Pundits and fans, of course, would argue otherwise. Bleeding Green Nation’s Adam Hermann took Pederson to task for punting to the Dallas Cowboys, instead of attempting a 55-yard field goal that could’ve put the game away late during last week’s loss to the Cowboys.
“Doug Pederson’s explanation (field position) for punting the ball away from the Dallas 36-yard line with 7:17 to play, up seven points, is excruciating ... the Eagles don’t have just any old kicker. They have Caleb Sturgis. It sounds funny to phrase it like that, but Sturgis has made 17 of 18 field goals this season, including three of three from 50+ yards. He’d made a 55-yarder just a couple hours earlier, on the same field, in the same arena, at the end of the first half.”
Fair criticism. Given Pederson’s breakdown of how play-calling has become strained, it may be time to relinquish the duties. If the Giants stumble out of the gate post-bye, McAdoo would be wise to do the same. More takeaways from Pederson’s media session below:
On whether recently arrested WR Josh Huff would play Sunday:
“Yes, he will be. Until I get more information, he will be available to play, yes.”
On rookie QB Carson Wentz’s ability to run the entire offense:
“He can handle everything that we put in each week. I haven’t held back anything. One thing I have to be careful of is really giving him too much. Sometimes we rely a little bit on his smarts, using his brain and all that, and sometimes that can bog any quarterback down, especially a rookie quarterback with the first few starts of the season. If anything, it is just a matter of limiting a lot of the extra things, checks, audible, things of that nature and just letting him play.

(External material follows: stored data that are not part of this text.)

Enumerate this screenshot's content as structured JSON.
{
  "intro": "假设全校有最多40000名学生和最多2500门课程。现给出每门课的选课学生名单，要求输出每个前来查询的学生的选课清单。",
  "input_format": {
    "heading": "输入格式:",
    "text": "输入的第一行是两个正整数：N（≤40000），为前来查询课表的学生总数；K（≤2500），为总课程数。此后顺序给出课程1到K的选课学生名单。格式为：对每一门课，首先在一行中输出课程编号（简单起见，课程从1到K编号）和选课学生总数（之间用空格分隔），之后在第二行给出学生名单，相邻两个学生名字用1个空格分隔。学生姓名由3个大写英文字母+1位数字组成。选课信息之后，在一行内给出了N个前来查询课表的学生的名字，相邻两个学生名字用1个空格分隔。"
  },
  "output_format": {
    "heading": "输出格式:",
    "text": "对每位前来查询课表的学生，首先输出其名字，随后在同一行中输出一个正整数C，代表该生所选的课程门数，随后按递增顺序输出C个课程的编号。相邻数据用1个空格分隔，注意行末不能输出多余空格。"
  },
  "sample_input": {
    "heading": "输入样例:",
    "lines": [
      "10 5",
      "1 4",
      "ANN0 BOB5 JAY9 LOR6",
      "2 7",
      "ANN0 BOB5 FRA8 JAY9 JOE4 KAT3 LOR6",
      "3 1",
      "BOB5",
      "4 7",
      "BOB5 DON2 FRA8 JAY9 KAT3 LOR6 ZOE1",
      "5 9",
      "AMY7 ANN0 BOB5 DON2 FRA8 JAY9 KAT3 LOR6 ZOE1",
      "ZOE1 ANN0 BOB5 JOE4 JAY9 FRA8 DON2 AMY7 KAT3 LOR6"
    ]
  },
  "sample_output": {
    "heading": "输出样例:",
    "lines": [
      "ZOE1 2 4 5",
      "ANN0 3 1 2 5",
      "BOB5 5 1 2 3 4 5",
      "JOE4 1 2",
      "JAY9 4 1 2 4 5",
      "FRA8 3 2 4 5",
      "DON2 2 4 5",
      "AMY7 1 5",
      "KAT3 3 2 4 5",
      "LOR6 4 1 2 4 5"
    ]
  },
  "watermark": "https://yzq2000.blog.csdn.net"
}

On Eli Manning’s experience being an advantage over his NFC East QB counterparts:
“I think it is huge. One, you have a veteran guy under center who has got a lot of time in the offense and a lot of time with his personnel and that is a big advantage, I think. Eli is always a guy that is always well prepared every week and knows how to utilize his weapons. I think he has three great receivers there and just utilizing that and just understanding the offense. Being in the same system for so many years has another advantage of just knowing where everyone is going to be at one given time.”